Storm杂谈之Topology的启动过程-云计算-火龙果软件工程

捐助

Storm杂谈之Topology的启动过程

作者：joeywen 来源：CSDN 发布于 2015-6-9

次浏览

topology的提交

大家都知道，要提交Storm Topology 到Cluster，需要运行如下命令：

${STORM_HOME}/bin/storm jar xxxxxxxxxxx.jar ${main class} [args ...]

bin目录下storm是一个Python文件，我们可以看一下Python脚本的main方法

def main():  
    if len(sys.argv) <= 1:  
        print_usage()  
        sys.exit(-1)  
    global CONFIG_OPTS  
    config_list, args = parse_config_opts(sys.argv[1:])  
    parse_config(config_list)  
    COMMAND = args[0]  
    ARGS = args[1:]  
    (COMMANDS.get(COMMAND, unknown_command))(*ARGS)  
      
if __name__ == "__main__":  
    main()

首先解析args参数，解析完了之后，把所有的参数传递给COMMANDS，由COMMANDS调用正确的方法，COMMANDS是一个Dict，key是string，value是function

COMMANDS = {"jar": jar, "kill": kill, "shell": shell, "nimbus": nimbus, "ui": ui, "logviewer": logviewer,  
            "drpc": drpc, "supervisor": supervisor, "localconfvalue": print_localconfvalue,  
            "remoteconfvalue": print_remoteconfvalue, "repl": repl, "classpath": print_classpath,  
            "activate": activate, "deactivate": deactivate, "rebalance": rebalance, "help": print_usage,  
            "list": listtopos, "dev-zookeeper": dev_zookeeper, "version": version, "monitor": monitor}

我们是调用jar方法：

def jar(jarfile, klass, *args):  
    """Syntax: [storm jar topology-jar-path class ...] 
 
    Runs the main method of class with the specified arguments.  
    The storm jars and configs in ~/.storm are put on the classpath.  
    The process is configured so that StormSubmitter  
    (http://storm.incubator.apache.org/apidocs/backtype/storm/StormSubmitter.html) 
    will upload the jar at topology-jar-path when the topology is submitted. 
    """  
    exec_storm_class(  
        klass,  
        jvmtype="-client",  
        extrajars=[jarfile, USER_CONF_DIR, STORM_DIR + "/bin"],  
        args=args,  
        jvmopts=JAR_JVM_OPTS + ["-Dstorm.jar=" + jarfile])

exec_storm_class时加了一些默认的参数，jvmtype是client的，为什么用client模式启动，而不是server呐？
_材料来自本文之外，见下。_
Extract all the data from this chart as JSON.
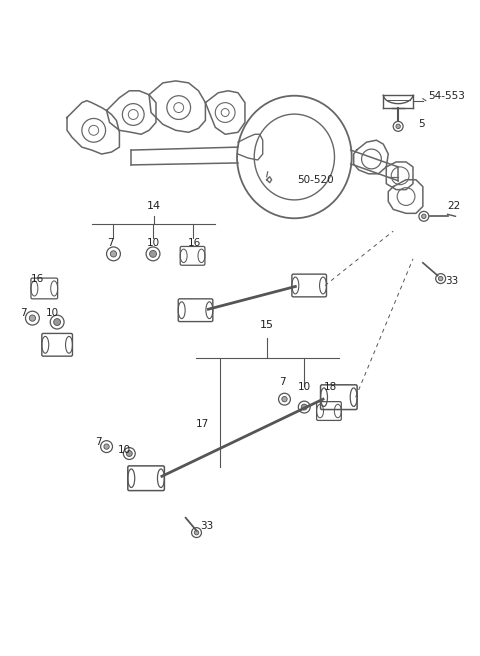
{
  "bg_color": "#ffffff",
  "line_color": "#555555",
  "text_color": "#222222",
  "fig_width": 4.8,
  "fig_height": 6.56,
  "dpi": 100
}
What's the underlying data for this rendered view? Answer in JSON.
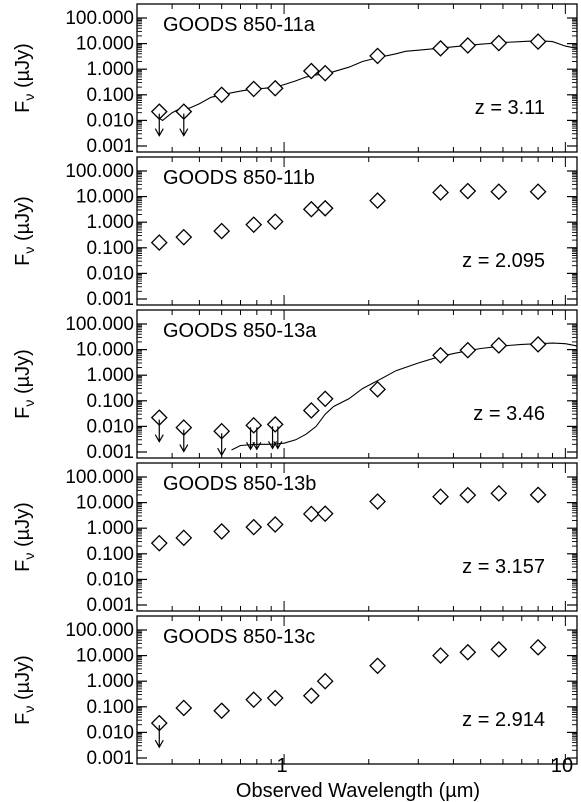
{
  "xaxis": {
    "label": "Observed Wavelength (µm)",
    "tick_labels": [
      "1",
      "10"
    ]
  },
  "yaxis": {
    "label_main": "F",
    "label_sub": "ν",
    "label_unit": "(µJy)",
    "tick_labels": [
      "100.000",
      "10.000",
      "1.000",
      "0.100",
      "0.010",
      "0.001"
    ]
  },
  "chart_data": [
    {
      "type": "scatter",
      "title": "GOODS 850-11a",
      "redshift": "z = 3.11",
      "x_scale": "log",
      "y_scale": "log",
      "xlim": [
        0.3,
        11.0
      ],
      "ylim": [
        0.001,
        100.0
      ],
      "series": [
        {
          "marker": "diamond",
          "x": [
            0.36,
            0.44,
            0.6,
            0.78,
            0.93,
            1.25,
            1.4,
            2.15,
            3.6,
            4.5,
            5.8,
            8.0
          ],
          "y": [
            0.022,
            0.022,
            0.1,
            0.17,
            0.18,
            0.85,
            0.7,
            3.3,
            6.5,
            8.5,
            10.5,
            12.0
          ]
        },
        {
          "marker": "upper-limit-arrow",
          "x": [
            0.36,
            0.44
          ],
          "y": [
            0.022,
            0.022
          ]
        },
        {
          "line": "model-sed",
          "x": [
            0.35,
            0.37,
            0.4,
            0.43,
            0.46,
            0.5,
            0.55,
            0.6,
            0.65,
            0.7,
            0.78,
            0.85,
            0.93,
            1.0,
            1.1,
            1.2,
            1.3,
            1.4,
            1.5,
            1.7,
            1.9,
            2.2,
            2.5,
            2.7,
            3.0,
            3.5,
            4.0,
            4.5,
            5.0,
            6.0,
            7.0,
            8.0,
            9.0,
            10.0,
            11.0
          ],
          "y": [
            0.015,
            0.01,
            0.02,
            0.03,
            0.03,
            0.045,
            0.08,
            0.1,
            0.12,
            0.14,
            0.17,
            0.18,
            0.2,
            0.25,
            0.35,
            0.5,
            0.6,
            0.65,
            0.8,
            1.2,
            2.0,
            3.0,
            4.0,
            5.0,
            5.5,
            6.5,
            7.5,
            8.5,
            9.5,
            11.0,
            12.0,
            13.0,
            12.0,
            8.0,
            6.5
          ]
        }
      ]
    },
    {
      "type": "scatter",
      "title": "GOODS 850-11b",
      "redshift": "z = 2.095",
      "x_scale": "log",
      "y_scale": "log",
      "xlim": [
        0.3,
        11.0
      ],
      "ylim": [
        0.001,
        100.0
      ],
      "series": [
        {
          "marker": "diamond",
          "x": [
            0.36,
            0.44,
            0.6,
            0.78,
            0.93,
            1.25,
            1.4,
            2.15,
            3.6,
            4.5,
            5.8,
            8.0
          ],
          "y": [
            0.16,
            0.26,
            0.45,
            0.8,
            1.05,
            3.2,
            3.5,
            7.0,
            14.5,
            16.5,
            15.5,
            15.5
          ]
        }
      ]
    },
    {
      "type": "scatter",
      "title": "GOODS 850-13a",
      "redshift": "z = 3.46",
      "x_scale": "log",
      "y_scale": "log",
      "xlim": [
        0.3,
        11.0
      ],
      "ylim": [
        0.001,
        100.0
      ],
      "series": [
        {
          "marker": "diamond",
          "x": [
            0.36,
            0.44,
            0.6,
            0.78,
            0.93,
            1.25,
            1.4,
            2.15,
            3.6,
            4.5,
            5.8,
            8.0
          ],
          "y": [
            0.022,
            0.009,
            0.0065,
            0.011,
            0.012,
            0.042,
            0.12,
            0.28,
            6.0,
            9.5,
            14.5,
            16.0
          ]
        },
        {
          "marker": "upper-limit-arrow",
          "x": [
            0.36,
            0.44,
            0.6,
            0.76,
            0.8,
            0.91,
            0.95
          ],
          "y": [
            0.022,
            0.009,
            0.0065,
            0.011,
            0.011,
            0.012,
            0.012
          ]
        },
        {
          "line": "model-sed",
          "x": [
            0.65,
            0.7,
            0.8,
            0.9,
            1.0,
            1.1,
            1.2,
            1.3,
            1.4,
            1.5,
            1.7,
            1.9,
            2.2,
            2.5,
            3.0,
            3.5,
            4.0,
            4.5,
            5.0,
            6.0,
            7.0,
            8.0,
            9.0,
            10.0,
            11.0
          ],
          "y": [
            0.0012,
            0.0018,
            0.002,
            0.002,
            0.0022,
            0.003,
            0.005,
            0.01,
            0.03,
            0.06,
            0.12,
            0.3,
            0.7,
            1.5,
            3.0,
            5.0,
            7.0,
            9.0,
            11.0,
            14.0,
            16.0,
            17.0,
            18.0,
            17.0,
            14.0
          ]
        }
      ]
    },
    {
      "type": "scatter",
      "title": "GOODS 850-13b",
      "redshift": "z = 3.157",
      "x_scale": "log",
      "y_scale": "log",
      "xlim": [
        0.3,
        11.0
      ],
      "ylim": [
        0.001,
        100.0
      ],
      "series": [
        {
          "marker": "diamond",
          "x": [
            0.36,
            0.44,
            0.6,
            0.78,
            0.93,
            1.25,
            1.4,
            2.15,
            3.6,
            4.5,
            5.8,
            8.0
          ],
          "y": [
            0.26,
            0.42,
            0.75,
            1.1,
            1.4,
            3.6,
            3.7,
            11.0,
            17.0,
            19.5,
            23.0,
            20.0
          ]
        }
      ]
    },
    {
      "type": "scatter",
      "title": "GOODS 850-13c",
      "redshift": "z = 2.914",
      "x_scale": "log",
      "y_scale": "log",
      "xlim": [
        0.3,
        11.0
      ],
      "ylim": [
        0.001,
        100.0
      ],
      "series": [
        {
          "marker": "diamond",
          "x": [
            0.36,
            0.44,
            0.6,
            0.78,
            0.93,
            1.25,
            1.4,
            2.15,
            3.6,
            4.5,
            5.8,
            8.0
          ],
          "y": [
            0.023,
            0.09,
            0.07,
            0.19,
            0.22,
            0.27,
            1.0,
            4.0,
            10.0,
            13.5,
            17.5,
            21.0
          ]
        },
        {
          "marker": "upper-limit-arrow",
          "x": [
            0.36
          ],
          "y": [
            0.023
          ]
        }
      ]
    }
  ]
}
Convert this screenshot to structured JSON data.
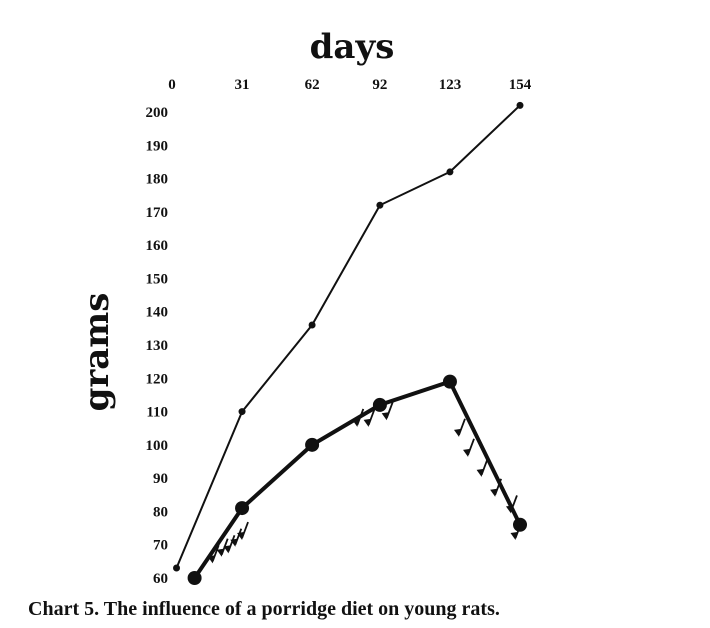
{
  "chart_data": {
    "type": "line",
    "xlabel": "days",
    "ylabel": "grams",
    "x_ticks": [
      0,
      31,
      62,
      92,
      123,
      154
    ],
    "y_ticks": [
      60,
      70,
      80,
      90,
      100,
      110,
      120,
      130,
      140,
      150,
      160,
      170,
      180,
      190,
      200
    ],
    "xlim": [
      0,
      154
    ],
    "ylim": [
      60,
      202
    ],
    "x_axis_position": "top",
    "grid": false,
    "series": [
      {
        "style": "thin",
        "points": [
          [
            2,
            63
          ],
          [
            31,
            110
          ],
          [
            62,
            136
          ],
          [
            92,
            172
          ],
          [
            123,
            182
          ],
          [
            154,
            202
          ]
        ]
      },
      {
        "style": "thick",
        "points": [
          [
            10,
            60
          ],
          [
            31,
            81
          ],
          [
            62,
            100
          ],
          [
            92,
            112
          ],
          [
            123,
            119
          ],
          [
            154,
            76
          ]
        ]
      }
    ],
    "arrow_annotations": [
      {
        "x": 31,
        "y": 72
      },
      {
        "x": 28,
        "y": 70
      },
      {
        "x": 25,
        "y": 68
      },
      {
        "x": 22,
        "y": 67
      },
      {
        "x": 18,
        "y": 65
      },
      {
        "x": 82,
        "y": 106
      },
      {
        "x": 87,
        "y": 106
      },
      {
        "x": 95,
        "y": 108
      },
      {
        "x": 127,
        "y": 103
      },
      {
        "x": 131,
        "y": 97
      },
      {
        "x": 137,
        "y": 91
      },
      {
        "x": 143,
        "y": 85
      },
      {
        "x": 150,
        "y": 80
      },
      {
        "x": 152,
        "y": 72
      }
    ]
  },
  "caption": "Chart 5.  The influence of a porridge diet on young rats."
}
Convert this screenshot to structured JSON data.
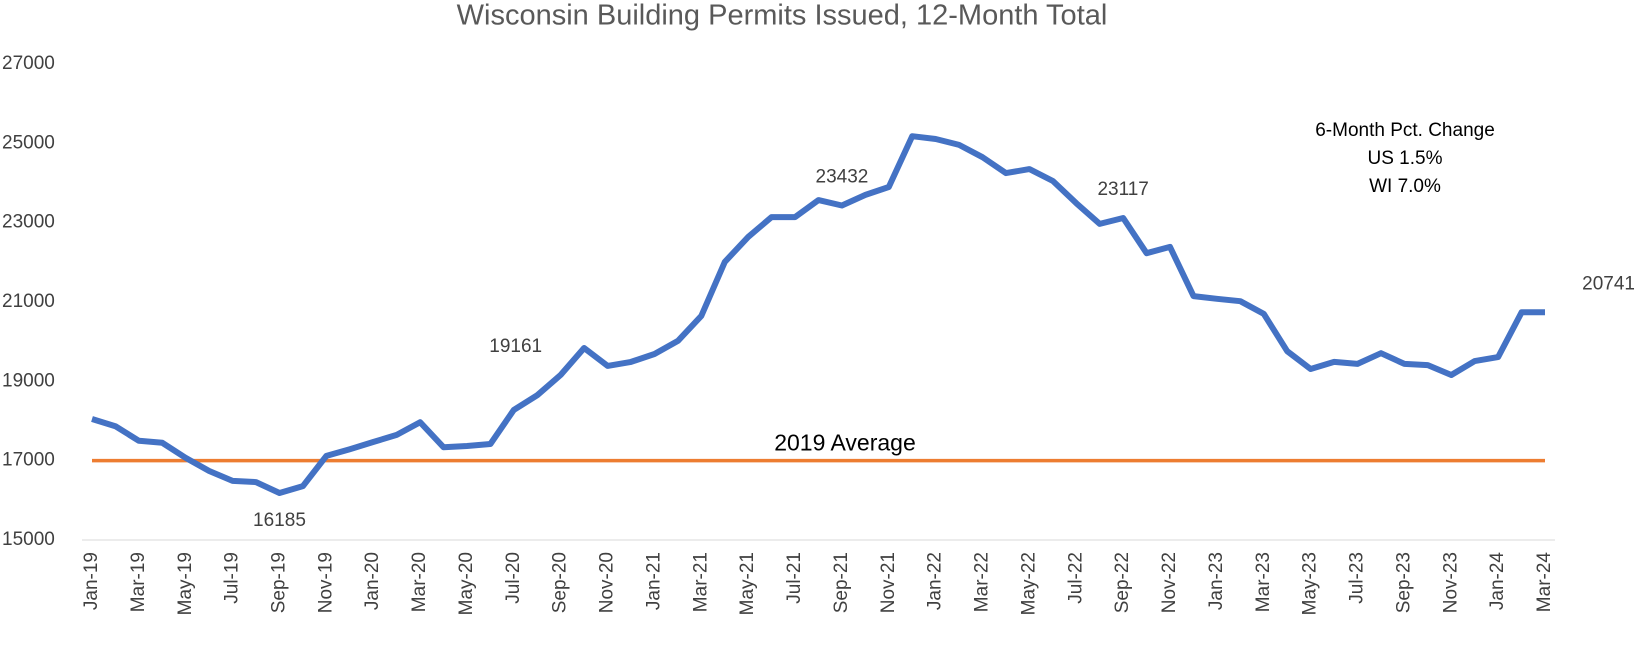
{
  "chart_data": {
    "type": "line",
    "title": "Wisconsin Building Permits Issued, 12-Month Total",
    "categories": [
      "Jan-19",
      null,
      "Mar-19",
      null,
      "May-19",
      null,
      "Jul-19",
      null,
      "Sep-19",
      null,
      "Nov-19",
      null,
      "Jan-20",
      null,
      "Mar-20",
      null,
      "May-20",
      null,
      "Jul-20",
      null,
      "Sep-20",
      null,
      "Nov-20",
      null,
      "Jan-21",
      null,
      "Mar-21",
      null,
      "May-21",
      null,
      "Jul-21",
      null,
      "Sep-21",
      null,
      "Nov-21",
      null,
      "Jan-22",
      null,
      "Mar-22",
      null,
      "May-22",
      null,
      "Jul-22",
      null,
      "Sep-22",
      null,
      "Nov-22",
      null,
      "Jan-23",
      null,
      "Mar-23",
      null,
      "May-23",
      null,
      "Jul-23",
      null,
      "Sep-23",
      null,
      "Nov-23",
      null,
      "Jan-24",
      null,
      "Mar-24"
    ],
    "series": [
      {
        "name": "12-Month Total",
        "color": "#4472c4",
        "values": [
          18050,
          17870,
          17500,
          17450,
          17070,
          16740,
          16490,
          16460,
          16185,
          16360,
          17120,
          17290,
          17470,
          17650,
          17970,
          17340,
          17370,
          17420,
          18280,
          18650,
          19161,
          19840,
          19390,
          19490,
          19690,
          20020,
          20650,
          22010,
          22640,
          23140,
          23140,
          23570,
          23432,
          23700,
          23900,
          25180,
          25110,
          24960,
          24650,
          24250,
          24350,
          24050,
          23490,
          22970,
          23117,
          22230,
          22390,
          21150,
          21080,
          21020,
          20700,
          19760,
          19310,
          19490,
          19440,
          19710,
          19440,
          19410,
          19160,
          19510,
          19610,
          20741,
          20741
        ],
        "value_labels": [
          null,
          null,
          null,
          null,
          null,
          null,
          null,
          null,
          "16185",
          null,
          null,
          null,
          null,
          null,
          null,
          null,
          null,
          null,
          null,
          null,
          "19161",
          null,
          null,
          null,
          null,
          null,
          null,
          null,
          null,
          null,
          null,
          null,
          "23432",
          null,
          null,
          null,
          null,
          null,
          null,
          null,
          null,
          null,
          null,
          null,
          "23117",
          null,
          null,
          null,
          null,
          null,
          null,
          null,
          null,
          null,
          null,
          null,
          null,
          null,
          null,
          null,
          null,
          null,
          "20741"
        ]
      }
    ],
    "reference_line": {
      "label": "2019 Average",
      "value": 17000,
      "color": "#ed7d31"
    },
    "annotation": [
      "6-Month Pct. Change",
      "US  1.5%",
      "WI  7.0%"
    ],
    "ylim": [
      15000,
      27000
    ],
    "yticks": [
      15000,
      17000,
      19000,
      21000,
      23000,
      25000,
      27000
    ],
    "grid": false
  }
}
二者区别请看之前的一篇blog：Real differences between “java -server” and “java -client” ，其他的就是把系统配置传进去：

def exec_storm_class(klass, jvmtype="-server", jvmopts=[], extrajars=[], args=[], fork=False):  
    global CONFFILE  
    storm_log_dir = confvalue("storm.log.dir",[CLUSTER_CONF_DIR])  
    if(storm_log_dir == None or storm_log_dir == "nil"):  
        storm_log_dir = STORM_DIR+"/logs"  
    all_args = [  
        JAVA_CMD, jvmtype, get_config_opts(),  
        "-Dstorm.home=" + STORM_DIR,  
        "-Dstorm.log.dir=" + storm_log_dir,   
        "-Djava.library.path=" + confvalue("java.library.path", extrajars),  
        "-Dstorm.conf.file=" + CONFFILE,  
        "-cp", get_classpath(extrajars),  
    ] + jvmopts + [klass] + list(args)  
    print("Running: " + " ".join(all_args))  
    if fork:  
        os.spawnvp(os.P_WAIT, JAVA_CMD, all_args)  
    else:  
        os.execvp(JAVA_CMD, all_args) # replaces the current process and  
        # never returns

组件初始化

进程启动之后，就开始调用你自己写的Topology代码了，我们一般用TopologyBuilder来构建Topology，TopologyBuilder有三个变量

private Map<String, IRichBolt> _bolts = new HashMap<String, IRichBolt>();  
    private Map<String, IRichSpout> _spouts = new HashMap<String, IRichSpout>();  
    private Map<String, ComponentCommon> _commons = new HashMap<String, ComponentCommon>();

_bolts和_spouts就不言而喻了，就是存放你定义的bolt和spout，然后setXXX（）进来的，key=componentId，value是自定义实现的组件
_commons存放该组件额外的一些信息，并行度，额外配置等等。每set一个组件时都会调用初始化common方法

private void initCommon(String id, IComponent component, Number parallelism) {  
        ComponentCommon common = new ComponentCommon();  
        common.set_inputs(new HashMap<GlobalStreamId, Grouping>());  
        if(parallelism!=null) common.set_parallelism_hint(parallelism.intValue());  
        Map conf = component.getComponentConfiguration();  
        if(conf!=null) common.set_json_conf(JSONValue.toJSONString(conf));  
        _commons.put(id, common);  
    }

该方法会调getComponentCommon方法

private ComponentCommon getComponentCommon(String id, IComponent component) {  
        ComponentCommon ret = new ComponentCommon(_commons.get(id));  
          
        OutputFieldsGetter getter = new OutputFieldsGetter();  
        component.declareOutputFields(getter);  
        ret.set_streams(getter.getFieldsDeclaration());  
        return ret;          
    }

大家会看到方法调用组件的declareOutputFields方法，所以在一般重载的方法（Sput会重载open，nextTuple等等，Bolt会重载prepare，execute等等）中declareOutputFields是被最先调用的，所以是不能再declareOutputFields中使用未被初始化的变量（我们一般会在open或prepare中初始化变量，一般也不强调在构造函数中初始化，因为Storm自身的序列化框架机制），这样会抛出NullPointer异常。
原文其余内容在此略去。